Quale impresa invece le ha dato le emozioni più forti?
«Quella tra Milano e la cima del Cervino, nell’agosto del 2007. Ho percorso quella distanza in 11 ore e mezza. Ho iniziato come facevano gli alpinisti di un tempo, avvicinandomi alla montagna con una pedalata di 200 km, in sette ore. Poi ci sono state quattro ore e mezza di ascesa alla vetta, tra corsa e arrampicata. A metà strada mi sono quasi bloccato, a causa dei crampi. Ho dovuto stringere i denti. Mi sono rimesso in cammino. Mi ero prefissato di farcela in 12 ore. E invece ce ne ho messe 11 e mezza. Una sfida con me stesso, che ho vinto. Il Cervino è una montagna pericolosa. Ho affrontato alcuni passaggi libero, senza sicurezze. Mentre lo facevo, ero concentrato sull’obiettivo. Ma riguardando le riprese, ho visto quello che ho rischiato».
Che cosa cerca chi segue le sue sfide?
«Qualcuno mi invidia. Per molti sono uno stimolo. Soprattutto per chi capisce il gesto atletico, sportivi che non arrivano ai miei livelli, ma conoscono il valore di fatica e allenamento».
C’è chi critica quello che fa?
«Per alcuni i miei record non servono a niente. Non faccio male a nessuno. Non creo problemi ambientali, le imprese sono una mia libera scelta e di quelli che mi seguono. E, a me, sembrano meglio che correre dietro a un pallone per 90 minuti. Sono immerso nella natura e non è vero che correndo non vedo nulla. Tengo la testa bassa il giorno della gara, ma mi alleno in montagna per 300 giorni l’anno».
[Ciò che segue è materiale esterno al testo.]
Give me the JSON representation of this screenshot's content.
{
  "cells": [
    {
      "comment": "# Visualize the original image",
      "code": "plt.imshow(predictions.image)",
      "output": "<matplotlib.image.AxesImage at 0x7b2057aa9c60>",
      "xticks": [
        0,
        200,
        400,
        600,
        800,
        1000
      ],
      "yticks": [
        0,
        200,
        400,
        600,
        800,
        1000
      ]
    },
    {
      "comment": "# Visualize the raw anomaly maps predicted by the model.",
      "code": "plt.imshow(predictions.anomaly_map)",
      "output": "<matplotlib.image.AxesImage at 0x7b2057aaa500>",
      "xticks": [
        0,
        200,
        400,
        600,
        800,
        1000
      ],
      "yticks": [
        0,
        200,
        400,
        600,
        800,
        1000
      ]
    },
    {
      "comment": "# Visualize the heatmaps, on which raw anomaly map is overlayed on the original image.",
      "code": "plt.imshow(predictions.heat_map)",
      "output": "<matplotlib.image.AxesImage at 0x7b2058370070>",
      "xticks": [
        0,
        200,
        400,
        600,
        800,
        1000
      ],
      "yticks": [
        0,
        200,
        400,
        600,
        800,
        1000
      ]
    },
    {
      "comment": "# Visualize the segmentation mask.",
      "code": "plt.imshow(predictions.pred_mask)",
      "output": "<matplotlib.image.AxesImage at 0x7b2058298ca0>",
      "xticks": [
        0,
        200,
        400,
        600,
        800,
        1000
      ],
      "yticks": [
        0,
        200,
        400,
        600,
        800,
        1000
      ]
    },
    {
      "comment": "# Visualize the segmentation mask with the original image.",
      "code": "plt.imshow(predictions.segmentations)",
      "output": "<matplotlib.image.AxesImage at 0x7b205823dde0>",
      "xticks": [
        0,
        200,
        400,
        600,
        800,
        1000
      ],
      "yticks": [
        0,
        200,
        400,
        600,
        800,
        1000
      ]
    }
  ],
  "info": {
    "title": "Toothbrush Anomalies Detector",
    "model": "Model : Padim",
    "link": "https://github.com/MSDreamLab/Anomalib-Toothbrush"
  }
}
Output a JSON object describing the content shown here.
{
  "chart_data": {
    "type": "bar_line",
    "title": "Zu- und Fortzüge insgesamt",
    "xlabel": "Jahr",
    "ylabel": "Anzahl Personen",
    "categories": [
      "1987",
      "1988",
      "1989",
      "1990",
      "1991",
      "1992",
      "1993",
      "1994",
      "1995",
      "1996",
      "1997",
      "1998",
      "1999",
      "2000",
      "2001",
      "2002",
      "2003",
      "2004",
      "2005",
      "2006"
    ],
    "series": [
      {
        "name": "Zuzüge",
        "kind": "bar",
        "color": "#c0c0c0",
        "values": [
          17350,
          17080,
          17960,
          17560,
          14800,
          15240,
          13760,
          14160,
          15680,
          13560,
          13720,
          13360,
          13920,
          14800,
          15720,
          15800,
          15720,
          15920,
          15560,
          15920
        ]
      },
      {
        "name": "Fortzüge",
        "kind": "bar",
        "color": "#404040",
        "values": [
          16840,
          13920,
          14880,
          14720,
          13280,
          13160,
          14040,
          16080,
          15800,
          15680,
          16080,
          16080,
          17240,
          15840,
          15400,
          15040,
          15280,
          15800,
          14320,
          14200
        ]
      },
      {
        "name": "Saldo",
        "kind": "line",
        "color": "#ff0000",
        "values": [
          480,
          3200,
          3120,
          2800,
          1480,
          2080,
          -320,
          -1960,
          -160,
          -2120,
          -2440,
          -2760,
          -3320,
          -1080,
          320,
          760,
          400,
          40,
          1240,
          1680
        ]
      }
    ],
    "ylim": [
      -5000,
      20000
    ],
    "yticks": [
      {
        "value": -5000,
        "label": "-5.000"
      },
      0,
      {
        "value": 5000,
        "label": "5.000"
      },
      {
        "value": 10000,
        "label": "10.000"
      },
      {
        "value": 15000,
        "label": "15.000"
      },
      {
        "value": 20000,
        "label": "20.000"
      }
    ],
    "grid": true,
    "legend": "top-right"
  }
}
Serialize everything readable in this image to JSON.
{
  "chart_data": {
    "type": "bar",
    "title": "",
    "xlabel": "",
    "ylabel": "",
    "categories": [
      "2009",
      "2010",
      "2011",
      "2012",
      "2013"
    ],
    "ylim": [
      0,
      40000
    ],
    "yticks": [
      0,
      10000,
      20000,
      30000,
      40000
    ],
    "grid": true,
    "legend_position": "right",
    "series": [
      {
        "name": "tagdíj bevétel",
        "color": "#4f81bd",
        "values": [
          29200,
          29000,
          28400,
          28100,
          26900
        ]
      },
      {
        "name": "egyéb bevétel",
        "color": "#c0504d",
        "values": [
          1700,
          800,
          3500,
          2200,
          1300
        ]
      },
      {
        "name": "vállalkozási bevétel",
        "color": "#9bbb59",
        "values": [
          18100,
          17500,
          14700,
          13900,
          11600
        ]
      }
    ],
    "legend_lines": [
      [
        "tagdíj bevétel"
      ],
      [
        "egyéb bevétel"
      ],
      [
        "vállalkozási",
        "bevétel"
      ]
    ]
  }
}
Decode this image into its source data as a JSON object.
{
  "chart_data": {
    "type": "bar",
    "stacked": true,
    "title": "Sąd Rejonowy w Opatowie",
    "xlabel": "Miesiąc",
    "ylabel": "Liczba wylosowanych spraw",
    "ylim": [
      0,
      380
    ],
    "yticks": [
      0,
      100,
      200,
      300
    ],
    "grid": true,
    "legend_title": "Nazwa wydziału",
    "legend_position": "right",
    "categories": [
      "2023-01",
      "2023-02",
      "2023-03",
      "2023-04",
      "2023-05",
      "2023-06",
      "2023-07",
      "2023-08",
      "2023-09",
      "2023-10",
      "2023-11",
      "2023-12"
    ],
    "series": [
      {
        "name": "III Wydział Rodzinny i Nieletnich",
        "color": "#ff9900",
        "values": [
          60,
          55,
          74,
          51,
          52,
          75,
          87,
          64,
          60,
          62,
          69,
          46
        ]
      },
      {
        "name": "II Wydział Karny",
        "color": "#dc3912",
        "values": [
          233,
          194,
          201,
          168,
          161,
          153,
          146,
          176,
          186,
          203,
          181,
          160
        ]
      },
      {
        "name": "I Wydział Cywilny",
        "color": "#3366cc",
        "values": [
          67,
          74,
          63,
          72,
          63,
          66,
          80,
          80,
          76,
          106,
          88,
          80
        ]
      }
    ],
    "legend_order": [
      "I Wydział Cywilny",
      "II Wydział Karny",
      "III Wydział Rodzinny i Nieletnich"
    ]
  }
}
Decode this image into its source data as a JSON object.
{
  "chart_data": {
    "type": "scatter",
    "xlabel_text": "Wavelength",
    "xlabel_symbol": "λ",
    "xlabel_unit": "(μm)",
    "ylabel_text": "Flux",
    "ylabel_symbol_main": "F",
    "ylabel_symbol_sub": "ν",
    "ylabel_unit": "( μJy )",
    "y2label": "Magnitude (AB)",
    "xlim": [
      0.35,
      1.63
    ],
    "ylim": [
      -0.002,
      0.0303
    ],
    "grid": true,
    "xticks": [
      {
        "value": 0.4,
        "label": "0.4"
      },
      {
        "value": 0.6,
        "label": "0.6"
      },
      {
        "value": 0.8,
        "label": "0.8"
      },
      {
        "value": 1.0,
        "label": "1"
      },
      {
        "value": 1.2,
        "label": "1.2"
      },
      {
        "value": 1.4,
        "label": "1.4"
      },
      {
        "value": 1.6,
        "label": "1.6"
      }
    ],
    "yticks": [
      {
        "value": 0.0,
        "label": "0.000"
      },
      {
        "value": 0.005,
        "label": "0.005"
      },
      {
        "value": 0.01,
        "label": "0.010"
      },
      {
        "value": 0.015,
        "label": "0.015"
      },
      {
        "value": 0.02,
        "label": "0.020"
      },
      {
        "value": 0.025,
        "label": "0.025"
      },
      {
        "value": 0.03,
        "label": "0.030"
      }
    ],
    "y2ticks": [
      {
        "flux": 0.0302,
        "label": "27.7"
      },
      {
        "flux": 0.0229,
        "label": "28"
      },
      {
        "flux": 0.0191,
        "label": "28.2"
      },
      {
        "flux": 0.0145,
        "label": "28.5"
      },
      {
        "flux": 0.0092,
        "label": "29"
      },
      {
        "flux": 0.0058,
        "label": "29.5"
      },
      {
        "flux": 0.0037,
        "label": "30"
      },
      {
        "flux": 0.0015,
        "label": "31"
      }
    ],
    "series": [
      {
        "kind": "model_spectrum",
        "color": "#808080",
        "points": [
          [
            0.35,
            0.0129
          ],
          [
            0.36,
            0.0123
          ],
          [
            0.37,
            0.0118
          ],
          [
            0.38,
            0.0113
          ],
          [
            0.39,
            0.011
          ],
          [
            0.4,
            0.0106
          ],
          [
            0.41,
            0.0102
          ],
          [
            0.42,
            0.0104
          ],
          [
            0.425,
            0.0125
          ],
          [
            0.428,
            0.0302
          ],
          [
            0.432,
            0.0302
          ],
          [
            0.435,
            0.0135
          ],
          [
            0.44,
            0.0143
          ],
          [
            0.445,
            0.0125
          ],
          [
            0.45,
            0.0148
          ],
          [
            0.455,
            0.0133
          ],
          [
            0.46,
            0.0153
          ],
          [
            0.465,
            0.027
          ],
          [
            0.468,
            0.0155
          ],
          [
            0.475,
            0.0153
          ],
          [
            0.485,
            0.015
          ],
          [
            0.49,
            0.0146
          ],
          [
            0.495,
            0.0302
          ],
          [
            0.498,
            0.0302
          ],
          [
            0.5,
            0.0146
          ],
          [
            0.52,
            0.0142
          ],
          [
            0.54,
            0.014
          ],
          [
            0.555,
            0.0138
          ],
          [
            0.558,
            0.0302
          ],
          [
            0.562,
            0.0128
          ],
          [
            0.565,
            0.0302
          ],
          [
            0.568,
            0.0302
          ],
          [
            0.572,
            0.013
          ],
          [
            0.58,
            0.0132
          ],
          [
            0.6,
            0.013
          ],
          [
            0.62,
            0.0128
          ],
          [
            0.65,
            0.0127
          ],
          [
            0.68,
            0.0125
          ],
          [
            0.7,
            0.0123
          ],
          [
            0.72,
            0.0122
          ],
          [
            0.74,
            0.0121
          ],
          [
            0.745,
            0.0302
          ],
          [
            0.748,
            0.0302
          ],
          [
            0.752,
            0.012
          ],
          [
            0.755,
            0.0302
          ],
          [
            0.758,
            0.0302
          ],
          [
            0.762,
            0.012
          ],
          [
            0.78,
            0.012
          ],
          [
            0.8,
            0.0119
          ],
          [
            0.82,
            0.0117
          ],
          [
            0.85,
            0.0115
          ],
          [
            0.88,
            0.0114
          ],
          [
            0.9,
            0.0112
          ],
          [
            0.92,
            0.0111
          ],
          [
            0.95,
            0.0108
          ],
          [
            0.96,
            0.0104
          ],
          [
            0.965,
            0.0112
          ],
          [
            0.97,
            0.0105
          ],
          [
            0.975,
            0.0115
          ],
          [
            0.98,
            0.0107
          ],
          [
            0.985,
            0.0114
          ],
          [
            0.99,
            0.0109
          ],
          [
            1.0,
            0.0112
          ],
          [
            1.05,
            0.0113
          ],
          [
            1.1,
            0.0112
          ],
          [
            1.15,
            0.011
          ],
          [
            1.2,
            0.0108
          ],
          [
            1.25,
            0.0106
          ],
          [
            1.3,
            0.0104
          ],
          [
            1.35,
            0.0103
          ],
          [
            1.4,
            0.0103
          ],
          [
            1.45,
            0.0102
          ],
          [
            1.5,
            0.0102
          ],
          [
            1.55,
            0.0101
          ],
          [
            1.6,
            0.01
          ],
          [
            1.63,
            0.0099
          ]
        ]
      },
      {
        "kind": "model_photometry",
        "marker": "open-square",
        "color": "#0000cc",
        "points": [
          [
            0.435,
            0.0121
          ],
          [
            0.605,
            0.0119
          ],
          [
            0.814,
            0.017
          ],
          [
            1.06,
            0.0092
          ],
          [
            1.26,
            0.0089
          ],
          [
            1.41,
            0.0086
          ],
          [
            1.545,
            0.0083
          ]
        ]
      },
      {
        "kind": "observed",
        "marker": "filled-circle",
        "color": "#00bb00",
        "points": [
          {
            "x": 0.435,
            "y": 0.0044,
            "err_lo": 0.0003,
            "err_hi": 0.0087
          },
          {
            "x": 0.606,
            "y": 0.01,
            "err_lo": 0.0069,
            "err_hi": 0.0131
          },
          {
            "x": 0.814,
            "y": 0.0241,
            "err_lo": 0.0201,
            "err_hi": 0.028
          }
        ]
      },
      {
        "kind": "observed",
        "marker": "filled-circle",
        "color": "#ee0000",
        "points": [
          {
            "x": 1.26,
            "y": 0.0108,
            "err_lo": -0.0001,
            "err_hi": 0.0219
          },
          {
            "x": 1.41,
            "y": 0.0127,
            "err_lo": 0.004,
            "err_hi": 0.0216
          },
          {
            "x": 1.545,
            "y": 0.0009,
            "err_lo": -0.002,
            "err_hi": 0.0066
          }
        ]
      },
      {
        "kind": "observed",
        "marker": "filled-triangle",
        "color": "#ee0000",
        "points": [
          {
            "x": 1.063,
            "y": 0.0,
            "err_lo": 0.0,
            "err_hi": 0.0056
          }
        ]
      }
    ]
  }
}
Che cosa pensa di chi ricorre al doping?
«Per stare a certi livelli in alcuni sport, certi atleti hanno poche alternative. Spesso sono decisioni di squadra. Non li stimo, ma non voglio giudicarli. I problemi sono i soldi che ti ritrovi sul contratto. Quelli servono. Quando correvo con gli sci da discesa, girava doping. Non ho mai avuto la tentazione di provare: mi ha sempre salvato la paura delle siringhe».
Che consigli darebbe a chi vuole affrontare una sua personale sfida?
«Non barare. Fa’ bene le cose non per gli altri, ma per te stesso. La vita non è solo sport. Studia. Mettici la testa. Ma sono volontà e disciplina che fanno ottenere i risultati».
INFO: www.andreadaprai.com
Identikit
La casa. Andrea Daprai è nato il 4 luglio 1975 a Cles (Tn). Vi abita tuttora ed è titolare di un bar. Ha un diploma in ragioneria.
Gli sport. Il padre lo mette sugli sci a tre anni. Ma va alla grande anche sulla bici. E sui piedi. Si arrampica, corre in montagna, anche in sky running (in quota, in cresta, senza corde). Nel 1996 diventa maestro di sci.
Lo sci alpino agonistico. Fino a 22 anni ha praticato sci alpino agonistico. Nel 2001 a Les Arcs, in Francia, ha toccato 208 km orari nella prova di chilometro lanciato con gli sci. Nel 2003 ha effettuato la salita in velocità della “Nord” della cima San Matteo, nel gruppo Ortles-Cevedale. Nell’aprile 2006 ha partecipato in Svizzera, alla traversata da Zermatt a Verbier, la gara più dura di scialpinismo mondiale.